NixOS-DNS has native octodns support. To use it add a package like the zoneFiles one above just for octodns using generate.octodnsConfig which expects a attrSet with a dnsConfig, a config and a zones key. This would look like:

...
octodns = generate.octodnsConfig {
  # this is the same attr we pass to zoneFiles
  dnsConfig = {
    inherit (self) nixosConfigurations;
    extraConfig = import ./dns.nix;
  };
  # the octodns config key
  config = {
    providers = {
      # adding a provider to push to
      powerdns = {
        class = "octodns_powerdns.PowerDnsProvider";
        host = "ns.dns.invalid";
        # reads the env var from your shell
        api_key = "env/POWERDNS_API_KEY";
      };
    };
  };
  zones = {
    # `nixos-dns.utils.octodns.generateZoneAttrs` is a helper function
    # generating the correct values for usage with NixOS-DNS
    # this is the only place in nixos-dns having trailing dots
    # this was left in so we have a one to one map of the octodns values
    "example.com." = nixos-dns.utils.octodns.generateZoneAttrs [ "powerdns" ];
    "example.org." = nixos-dns.utils.octodns.generateZoneAttrs [ "powerdns" ];
    "missing.invalid." = nixos-dns.utils.octodns.generateZoneAttrs [ "powerdns" ];
  };
};
...

With the example above we at least need the octodns bind and powerdns provider. The powerdns provider is needed because it's used in the example. NixOS-DNS uses the bind provider internally, since it can reads zone-files, so we also need that.
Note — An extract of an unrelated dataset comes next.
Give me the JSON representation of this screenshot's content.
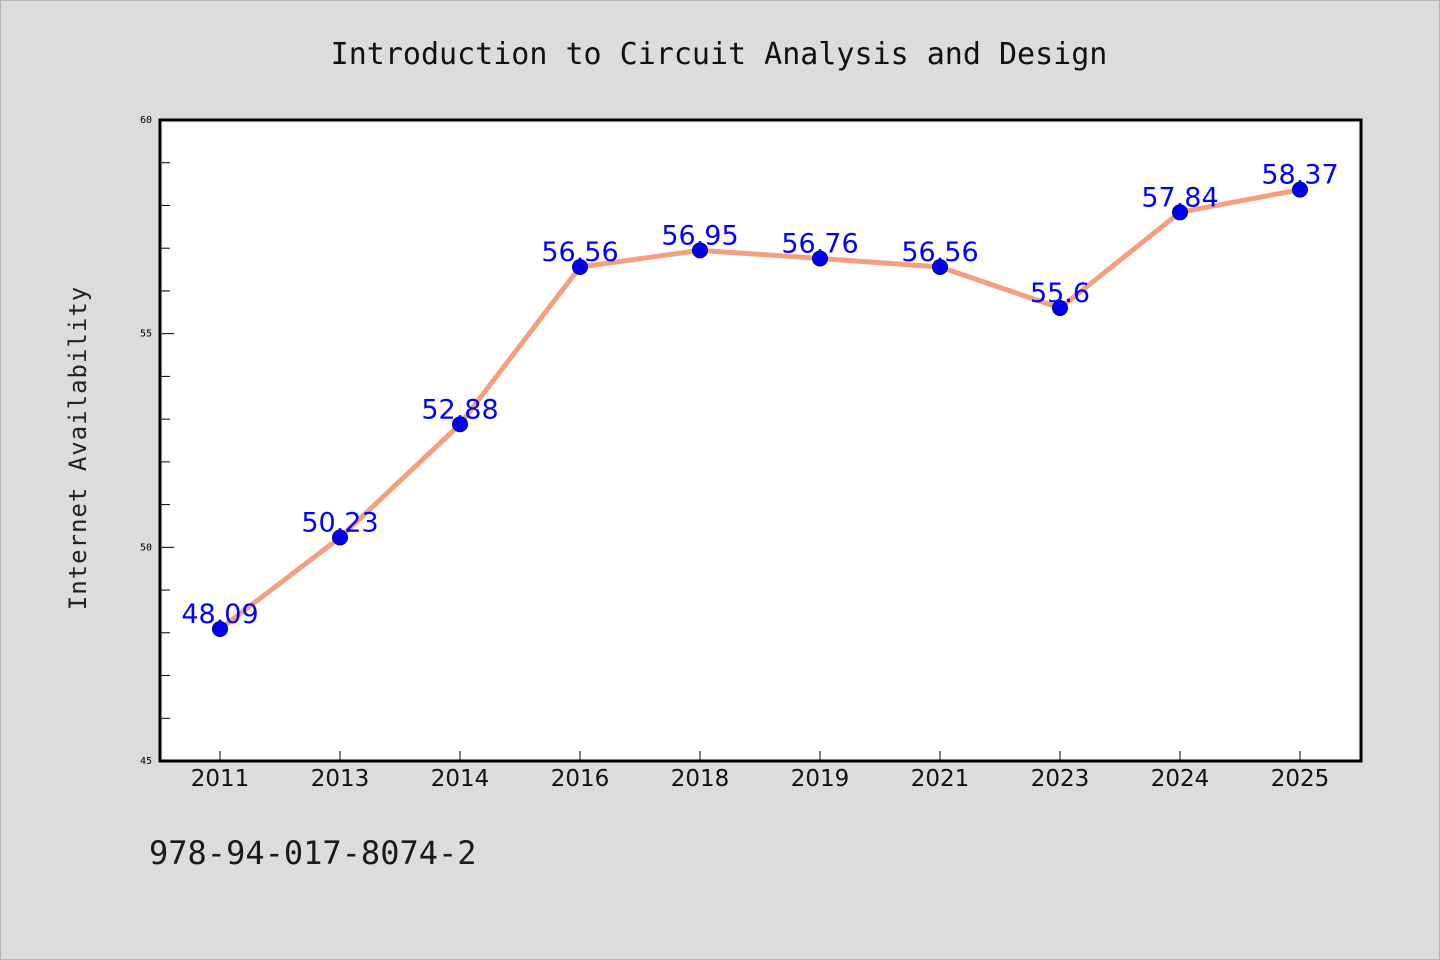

We do this because it is a lot less maintenance and less likely to have bugs instead of also maintaining a nixos-dns to octodns internal yaml builder.

You can run the example below to check if your config works, just make sure to do a nix build /your/nixos/config#octodns before and replace example.com. (note the trailing dot) with your domain.

nix-shell -p 'octodns.withProviders (ps: [ octodns-providers.bind octodns-providers.powerdns ])' --run "POWERDNS_API_KEY="" octodns-dump --config-file=./result --output-dir=/tmp/octodns_dump example.com. config"
cat /tmp/octodns_dump/example.com.yaml

Please refer to the octodns documentation for more information, the values should map one to one to nixos-dns.

Updating

We want to strongly encourage you to take a look at the CHANGELOG.md before updating. Other then that the updates should be as straight forward as any other NixOS updates.